Hani,Tayyip Bey, Başbakan iken, meydanlarda aşka gelip, “ben milletimin hizmetkarıyım” diyordu ya, işte bu hizmetkarlık, Anayasamıza göre, yürütmenin fıtratında vardır.
Yargı organı ise, sadece, millet adına yargı yetkisini kullanmakta, ayrıca bir görev üstlenmemektedir. Yani, yargı, milletin görevlisi değil, sadece millet adına yetki kullanan Anayasal bir organdır.
O nedenle, halkın doğrudan seçtiği Cumhurbaşkanının dahi, bu gerçekleri gözardı ederek, beni doğrudan millet seçti, ben yargının üzerindeyim, yargıya müdahale edebilirim, yargıya direktif verebilirim, benim istemediğim kişiler yargının törenlerine katılarak konuşma yapamazlar, benim tercihlerim esastır deme hak ve yetkisi bulunmamaktadır. Aksi halde, Anayasayı çiğnemekle kalmaz, hem kendisi çok komik ve gülünç durumlara düşer ve aynı zamanda Cumhurbaşkanlığı makamının saygınlığına gölge düşürür.

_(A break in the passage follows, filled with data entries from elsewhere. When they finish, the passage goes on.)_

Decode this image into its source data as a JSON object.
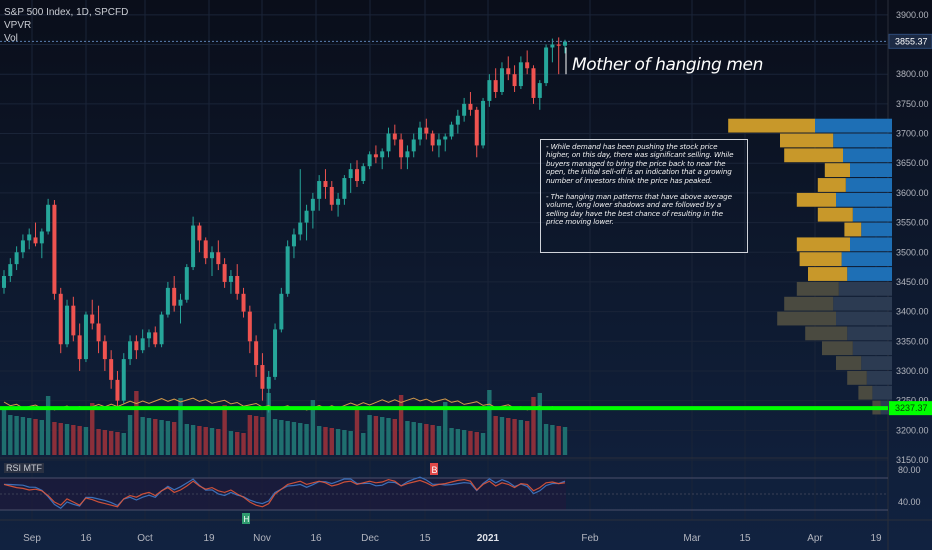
{
  "header": {
    "symbol": "S&P 500 Index, 1D, SPCFD",
    "indicator1": "VPVR",
    "indicator2": "Vol"
  },
  "callout": "Mother of hanging men",
  "annotation": {
    "para1": "- While demand has been pushing the stock price higher, on this day, there was significant selling. While buyers managed to bring the price back to near the open, the initial sell-off is an indication that a growing number of investors think the price has peaked.",
    "para2": "- The hanging man patterns that have above average volume, long lower shadows and are followed by a selling day have the best chance of resulting in the price moving lower."
  },
  "rsi": {
    "label": "RSI MTF",
    "ticks": [
      "80.00",
      "40.00"
    ],
    "marker_top": "B",
    "marker_bottom": "H"
  },
  "price_label": "3855.37",
  "level_label": "3237.37",
  "colors": {
    "up": "#26a69a",
    "down": "#ef5350",
    "vol_up": "#1f6f6f",
    "vol_down": "#8b2f3a",
    "level": "#00ff00",
    "vpvr_up": "#1e6fb5",
    "vpvr_down": "#c8982a",
    "vpvr_grey_up": "#2c3b52",
    "vpvr_grey_down": "#4a4a40"
  },
  "chart_data": {
    "type": "candlestick",
    "y_axis": {
      "ylim": [
        3150,
        3925
      ],
      "ticks": [
        "3900.00",
        "3850.00",
        "3800.00",
        "3750.00",
        "3700.00",
        "3650.00",
        "3600.00",
        "3550.00",
        "3500.00",
        "3450.00",
        "3400.00",
        "3350.00",
        "3300.00",
        "3250.00",
        "3200.00",
        "3150.00"
      ]
    },
    "x_axis": {
      "labels": [
        "Sep",
        "16",
        "Oct",
        "19",
        "Nov",
        "16",
        "Dec",
        "15",
        "2021",
        "Feb",
        "Mar",
        "15",
        "Apr",
        "19"
      ]
    },
    "candles": [
      [
        3440,
        3470,
        3430,
        3460
      ],
      [
        3460,
        3490,
        3450,
        3480
      ],
      [
        3480,
        3510,
        3470,
        3500
      ],
      [
        3500,
        3530,
        3490,
        3520
      ],
      [
        3520,
        3540,
        3505,
        3530
      ],
      [
        3525,
        3550,
        3510,
        3515
      ],
      [
        3515,
        3540,
        3490,
        3535
      ],
      [
        3535,
        3590,
        3530,
        3580
      ],
      [
        3580,
        3588,
        3420,
        3430
      ],
      [
        3430,
        3440,
        3330,
        3345
      ],
      [
        3345,
        3420,
        3340,
        3410
      ],
      [
        3410,
        3425,
        3350,
        3360
      ],
      [
        3360,
        3380,
        3300,
        3320
      ],
      [
        3320,
        3400,
        3315,
        3395
      ],
      [
        3395,
        3420,
        3370,
        3380
      ],
      [
        3380,
        3410,
        3330,
        3350
      ],
      [
        3350,
        3360,
        3300,
        3320
      ],
      [
        3320,
        3335,
        3270,
        3285
      ],
      [
        3285,
        3300,
        3240,
        3250
      ],
      [
        3250,
        3330,
        3245,
        3320
      ],
      [
        3320,
        3360,
        3310,
        3350
      ],
      [
        3350,
        3360,
        3320,
        3335
      ],
      [
        3335,
        3370,
        3330,
        3355
      ],
      [
        3355,
        3370,
        3340,
        3365
      ],
      [
        3365,
        3375,
        3340,
        3345
      ],
      [
        3345,
        3400,
        3340,
        3395
      ],
      [
        3395,
        3450,
        3390,
        3440
      ],
      [
        3440,
        3460,
        3400,
        3410
      ],
      [
        3410,
        3430,
        3380,
        3420
      ],
      [
        3420,
        3480,
        3415,
        3475
      ],
      [
        3475,
        3560,
        3470,
        3545
      ],
      [
        3545,
        3550,
        3500,
        3520
      ],
      [
        3520,
        3525,
        3480,
        3490
      ],
      [
        3490,
        3510,
        3460,
        3500
      ],
      [
        3500,
        3520,
        3470,
        3480
      ],
      [
        3480,
        3490,
        3440,
        3450
      ],
      [
        3450,
        3470,
        3430,
        3460
      ],
      [
        3460,
        3480,
        3420,
        3430
      ],
      [
        3430,
        3440,
        3390,
        3400
      ],
      [
        3400,
        3410,
        3330,
        3350
      ],
      [
        3350,
        3360,
        3290,
        3310
      ],
      [
        3310,
        3330,
        3250,
        3270
      ],
      [
        3270,
        3300,
        3230,
        3290
      ],
      [
        3290,
        3380,
        3285,
        3370
      ],
      [
        3370,
        3440,
        3365,
        3430
      ],
      [
        3430,
        3520,
        3425,
        3510
      ],
      [
        3510,
        3540,
        3490,
        3530
      ],
      [
        3530,
        3640,
        3520,
        3550
      ],
      [
        3550,
        3580,
        3520,
        3570
      ],
      [
        3570,
        3600,
        3540,
        3590
      ],
      [
        3590,
        3630,
        3570,
        3620
      ],
      [
        3620,
        3640,
        3590,
        3610
      ],
      [
        3610,
        3620,
        3570,
        3580
      ],
      [
        3580,
        3600,
        3560,
        3590
      ],
      [
        3590,
        3630,
        3580,
        3625
      ],
      [
        3625,
        3650,
        3600,
        3640
      ],
      [
        3640,
        3655,
        3610,
        3620
      ],
      [
        3620,
        3650,
        3615,
        3645
      ],
      [
        3645,
        3670,
        3640,
        3665
      ],
      [
        3665,
        3680,
        3650,
        3660
      ],
      [
        3660,
        3675,
        3640,
        3670
      ],
      [
        3670,
        3710,
        3660,
        3700
      ],
      [
        3700,
        3715,
        3680,
        3690
      ],
      [
        3690,
        3700,
        3640,
        3660
      ],
      [
        3660,
        3680,
        3640,
        3670
      ],
      [
        3670,
        3700,
        3660,
        3690
      ],
      [
        3690,
        3720,
        3680,
        3710
      ],
      [
        3710,
        3725,
        3690,
        3700
      ],
      [
        3700,
        3705,
        3670,
        3680
      ],
      [
        3680,
        3700,
        3660,
        3690
      ],
      [
        3690,
        3700,
        3670,
        3695
      ],
      [
        3695,
        3720,
        3690,
        3715
      ],
      [
        3715,
        3740,
        3700,
        3730
      ],
      [
        3730,
        3760,
        3720,
        3750
      ],
      [
        3750,
        3770,
        3730,
        3740
      ],
      [
        3740,
        3745,
        3660,
        3680
      ],
      [
        3680,
        3760,
        3675,
        3755
      ],
      [
        3755,
        3800,
        3745,
        3790
      ],
      [
        3790,
        3810,
        3760,
        3770
      ],
      [
        3770,
        3820,
        3765,
        3810
      ],
      [
        3810,
        3830,
        3790,
        3800
      ],
      [
        3800,
        3815,
        3770,
        3780
      ],
      [
        3780,
        3830,
        3775,
        3820
      ],
      [
        3820,
        3840,
        3800,
        3810
      ],
      [
        3810,
        3815,
        3750,
        3760
      ],
      [
        3760,
        3790,
        3740,
        3785
      ],
      [
        3785,
        3850,
        3780,
        3845
      ],
      [
        3845,
        3860,
        3820,
        3850
      ],
      [
        3850,
        3862,
        3800,
        3848
      ],
      [
        3848,
        3858,
        3835,
        3855
      ]
    ],
    "rsi_values": [
      62,
      60,
      58,
      57,
      55,
      56,
      54,
      48,
      40,
      36,
      44,
      40,
      36,
      45,
      43,
      40,
      38,
      36,
      34,
      44,
      48,
      46,
      50,
      52,
      48,
      54,
      58,
      52,
      55,
      60,
      66,
      60,
      56,
      58,
      54,
      52,
      55,
      50,
      46,
      40,
      36,
      34,
      38,
      50,
      56,
      62,
      64,
      66,
      62,
      64,
      66,
      64,
      60,
      62,
      65,
      66,
      62,
      64,
      66,
      64,
      65,
      68,
      66,
      60,
      63,
      65,
      67,
      64,
      60,
      62,
      63,
      65,
      67,
      68,
      66,
      55,
      62,
      66,
      60,
      64,
      62,
      58,
      63,
      62,
      54,
      58,
      64,
      65,
      63,
      64
    ],
    "vpvr": [
      {
        "price": 3712.5,
        "up": 0.55,
        "down": 0.62
      },
      {
        "price": 3687.5,
        "up": 0.42,
        "down": 0.38
      },
      {
        "price": 3662.5,
        "up": 0.35,
        "down": 0.42
      },
      {
        "price": 3637.5,
        "up": 0.3,
        "down": 0.18
      },
      {
        "price": 3612.5,
        "up": 0.33,
        "down": 0.2
      },
      {
        "price": 3587.5,
        "up": 0.4,
        "down": 0.28
      },
      {
        "price": 3562.5,
        "up": 0.28,
        "down": 0.25
      },
      {
        "price": 3537.5,
        "up": 0.22,
        "down": 0.12
      },
      {
        "price": 3512.5,
        "up": 0.3,
        "down": 0.38
      },
      {
        "price": 3487.5,
        "up": 0.36,
        "down": 0.3
      },
      {
        "price": 3462.5,
        "up": 0.32,
        "down": 0.28
      },
      {
        "price": 3437.5,
        "up": 0.38,
        "down": 0.3
      },
      {
        "price": 3412.5,
        "up": 0.42,
        "down": 0.35
      },
      {
        "price": 3387.5,
        "up": 0.4,
        "down": 0.42
      },
      {
        "price": 3362.5,
        "up": 0.32,
        "down": 0.3
      },
      {
        "price": 3337.5,
        "up": 0.28,
        "down": 0.22
      },
      {
        "price": 3312.5,
        "up": 0.22,
        "down": 0.18
      },
      {
        "price": 3287.5,
        "up": 0.18,
        "down": 0.14
      },
      {
        "price": 3262.5,
        "up": 0.14,
        "down": 0.1
      },
      {
        "price": 3237.5,
        "up": 0.08,
        "down": 0.06
      }
    ]
  }
}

Anlaşılıyor ki, bundan sonrası için, yargıya da önemli görevler düşmektedir.
Her şeyden önce,Yargı; seçilmişliğin verdiği güç ve şımarıklıkla, Yasama ve Yürütmeden gelecek olan Anayasa dışı her türlü baskıya, yargıya tepeden bakan ve hor gören zihniyete, kendinden emin ve kararlı bir şekilde karşı koyarak, kendi Anayasal konumuna ve saygınlığına uygun kişilikli bir dik duruş sergilemek zorundadır.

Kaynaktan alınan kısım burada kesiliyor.